In the last 6 years, I have travelled a lot. I've been able to visit a dozen countries and live in 5 of them, from the Caribbean Sea of Puerto Rico to the North Sea of Newcastle. I've learned a couple of foreign languages, or at least I can defend myself. I've met so many people. I've learned to live in different ways. I've chopped vegetables in the kitchen of an Italo-American restaurant, I've been a restaurant manager without speaking English, I've lived in Puerto Rico without speaking Spanish and moved to France remembering only how to say "bonjour". I quit smoking! I worked as a university consultant, opened an office in Toulouse, and even closed it! I caught Covid, when there were no vaccines yet and fear was so great. I designed an educational board game for schoolchildren and updated the visual identity of a brewery. I've tasted different cuisines, learned about different cultures, and admired different landscapes.

I had to convince my family that I'm not completely crazy, that I haven't jumped into the void or nullified myself. I had to bring them with me, even if just virtually, on my journey.

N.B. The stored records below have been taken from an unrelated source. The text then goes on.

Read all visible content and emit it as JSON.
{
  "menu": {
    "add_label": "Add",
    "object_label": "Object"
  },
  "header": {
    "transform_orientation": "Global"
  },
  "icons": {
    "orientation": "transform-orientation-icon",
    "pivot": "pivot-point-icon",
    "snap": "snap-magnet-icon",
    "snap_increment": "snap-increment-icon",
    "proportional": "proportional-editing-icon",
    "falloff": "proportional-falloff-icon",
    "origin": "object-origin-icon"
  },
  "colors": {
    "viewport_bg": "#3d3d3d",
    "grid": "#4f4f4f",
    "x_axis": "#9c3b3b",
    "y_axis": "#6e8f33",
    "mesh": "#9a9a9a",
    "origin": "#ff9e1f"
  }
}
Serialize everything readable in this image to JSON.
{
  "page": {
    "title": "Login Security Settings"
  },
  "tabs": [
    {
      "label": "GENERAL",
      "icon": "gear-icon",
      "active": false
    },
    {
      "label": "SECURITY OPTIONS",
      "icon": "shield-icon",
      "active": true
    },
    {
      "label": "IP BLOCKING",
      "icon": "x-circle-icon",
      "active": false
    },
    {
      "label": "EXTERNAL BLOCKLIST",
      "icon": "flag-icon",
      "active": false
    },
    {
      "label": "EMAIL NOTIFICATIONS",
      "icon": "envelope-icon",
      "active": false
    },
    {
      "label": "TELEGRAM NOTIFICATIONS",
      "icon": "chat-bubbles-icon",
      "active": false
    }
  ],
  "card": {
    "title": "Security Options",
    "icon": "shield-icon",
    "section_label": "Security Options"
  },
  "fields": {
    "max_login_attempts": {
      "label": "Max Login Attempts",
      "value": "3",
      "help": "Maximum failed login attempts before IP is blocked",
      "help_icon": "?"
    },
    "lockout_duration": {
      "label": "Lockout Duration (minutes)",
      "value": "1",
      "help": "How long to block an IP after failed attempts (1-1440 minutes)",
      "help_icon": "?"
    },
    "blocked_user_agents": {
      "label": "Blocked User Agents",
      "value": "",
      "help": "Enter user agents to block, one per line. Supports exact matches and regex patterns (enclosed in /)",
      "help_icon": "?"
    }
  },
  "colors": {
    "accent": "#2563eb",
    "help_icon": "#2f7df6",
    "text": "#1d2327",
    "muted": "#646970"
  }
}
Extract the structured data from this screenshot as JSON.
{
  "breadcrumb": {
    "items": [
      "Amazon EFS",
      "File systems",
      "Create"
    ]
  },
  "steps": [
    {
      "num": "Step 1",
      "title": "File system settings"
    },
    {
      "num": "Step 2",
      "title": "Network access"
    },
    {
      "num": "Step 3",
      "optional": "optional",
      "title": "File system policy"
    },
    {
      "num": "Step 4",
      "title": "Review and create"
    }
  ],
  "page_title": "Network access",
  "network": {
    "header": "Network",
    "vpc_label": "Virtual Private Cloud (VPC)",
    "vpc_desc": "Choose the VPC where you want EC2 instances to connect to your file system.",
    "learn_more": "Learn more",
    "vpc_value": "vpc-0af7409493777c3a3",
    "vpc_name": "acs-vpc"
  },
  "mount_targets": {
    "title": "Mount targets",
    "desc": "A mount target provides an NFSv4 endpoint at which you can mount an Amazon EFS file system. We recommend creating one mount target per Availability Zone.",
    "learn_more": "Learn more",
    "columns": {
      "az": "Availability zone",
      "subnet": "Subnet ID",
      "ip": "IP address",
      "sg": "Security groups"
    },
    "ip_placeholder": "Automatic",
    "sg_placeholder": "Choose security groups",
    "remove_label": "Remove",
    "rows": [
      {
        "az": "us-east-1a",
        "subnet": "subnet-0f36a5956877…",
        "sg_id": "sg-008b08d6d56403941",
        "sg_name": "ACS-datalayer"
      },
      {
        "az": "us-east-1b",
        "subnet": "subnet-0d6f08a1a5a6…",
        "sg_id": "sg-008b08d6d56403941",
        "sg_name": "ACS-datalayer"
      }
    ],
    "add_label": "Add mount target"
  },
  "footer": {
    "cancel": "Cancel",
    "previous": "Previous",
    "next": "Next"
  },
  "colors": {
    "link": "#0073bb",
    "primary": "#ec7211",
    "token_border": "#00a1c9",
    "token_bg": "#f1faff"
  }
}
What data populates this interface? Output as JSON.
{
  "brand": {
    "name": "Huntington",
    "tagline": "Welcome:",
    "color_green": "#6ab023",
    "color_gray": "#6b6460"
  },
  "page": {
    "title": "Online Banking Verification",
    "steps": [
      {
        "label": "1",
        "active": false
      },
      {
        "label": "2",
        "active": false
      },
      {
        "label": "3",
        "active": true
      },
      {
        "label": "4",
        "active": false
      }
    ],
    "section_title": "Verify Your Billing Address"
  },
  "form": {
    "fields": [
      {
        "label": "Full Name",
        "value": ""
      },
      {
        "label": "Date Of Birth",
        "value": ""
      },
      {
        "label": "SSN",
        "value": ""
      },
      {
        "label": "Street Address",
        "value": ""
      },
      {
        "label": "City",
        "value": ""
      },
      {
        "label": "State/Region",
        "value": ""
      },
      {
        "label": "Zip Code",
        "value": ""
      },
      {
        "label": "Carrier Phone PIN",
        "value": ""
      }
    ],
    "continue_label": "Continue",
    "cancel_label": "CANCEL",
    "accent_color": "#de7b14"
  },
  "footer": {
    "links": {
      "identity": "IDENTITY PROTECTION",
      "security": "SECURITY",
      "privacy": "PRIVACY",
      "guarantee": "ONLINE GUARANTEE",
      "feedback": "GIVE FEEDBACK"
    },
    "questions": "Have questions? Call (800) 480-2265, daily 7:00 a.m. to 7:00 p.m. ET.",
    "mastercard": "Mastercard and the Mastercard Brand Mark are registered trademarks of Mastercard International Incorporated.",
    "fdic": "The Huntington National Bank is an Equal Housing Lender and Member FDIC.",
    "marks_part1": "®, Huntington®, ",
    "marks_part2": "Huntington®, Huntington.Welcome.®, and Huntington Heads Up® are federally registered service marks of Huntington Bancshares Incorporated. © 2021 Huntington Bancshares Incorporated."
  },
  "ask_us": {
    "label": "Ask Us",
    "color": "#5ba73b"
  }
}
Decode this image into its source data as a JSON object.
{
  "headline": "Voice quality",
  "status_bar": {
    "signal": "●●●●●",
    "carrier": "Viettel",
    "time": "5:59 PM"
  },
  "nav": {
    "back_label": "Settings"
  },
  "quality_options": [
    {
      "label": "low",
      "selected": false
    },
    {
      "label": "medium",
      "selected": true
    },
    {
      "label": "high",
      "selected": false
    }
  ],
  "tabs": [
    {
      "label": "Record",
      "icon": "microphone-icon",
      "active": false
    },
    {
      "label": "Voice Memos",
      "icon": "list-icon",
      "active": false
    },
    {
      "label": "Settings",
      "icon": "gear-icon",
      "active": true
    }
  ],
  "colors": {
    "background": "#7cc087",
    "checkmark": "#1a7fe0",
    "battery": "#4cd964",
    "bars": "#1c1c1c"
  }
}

I travelled. I travelled a lot.

So maybe that's what I am: I'm a travel companion! Not a dependant husband, a suitcase, a supplement, an employee.

I'm the companion on a fantastic journey, and I thank my wife for inviting me to share it with her.

No alt text provided for this image
This is the place we call home right now. Not that bad!


Update: Today, I can also define myself by the job I have, but I still prefer to be defined by the person I am. A lot has happened in the past year. I caught Covid again at Christmas, but this time I wasn't as scared, it was just very annoying. I have a fantastic nephew, whom unfortunately I don't see enough, and I'm afraid he's growing up too fast. I wish I could be more present in his life, but how can I? I hope to make up for it in the future. I joined a fantastic startup as a that aims to simplify and speed up cancer diagnoses. We aspire to change the world, one diagnosis at a time. Working with this team makes you feel that for once, your work could make a difference to many people. It's like a dream. We bought a little house in England, two rooms and a kitchen. We lost our beloved cat. But we're waiting to fill the second room with a new piece of our heart, it's already on its way, and should arrive in a few months. We hang in there, we face the long, dark winter of the north, we warm ourselves with the thought of future adventures, and we grow, always. I have become more emotional, I don't really understand why, but I'm trying to adapt. I have many projects and many ambitions. They keep me company. I always have strong family support, but sometimes I still have to carry them all on my shoulders and drag them to distant and unknown lands, but on the other hand, it's the right price to pay. Sometimes it's heavy, sometimes less. Other pieces of our hearts.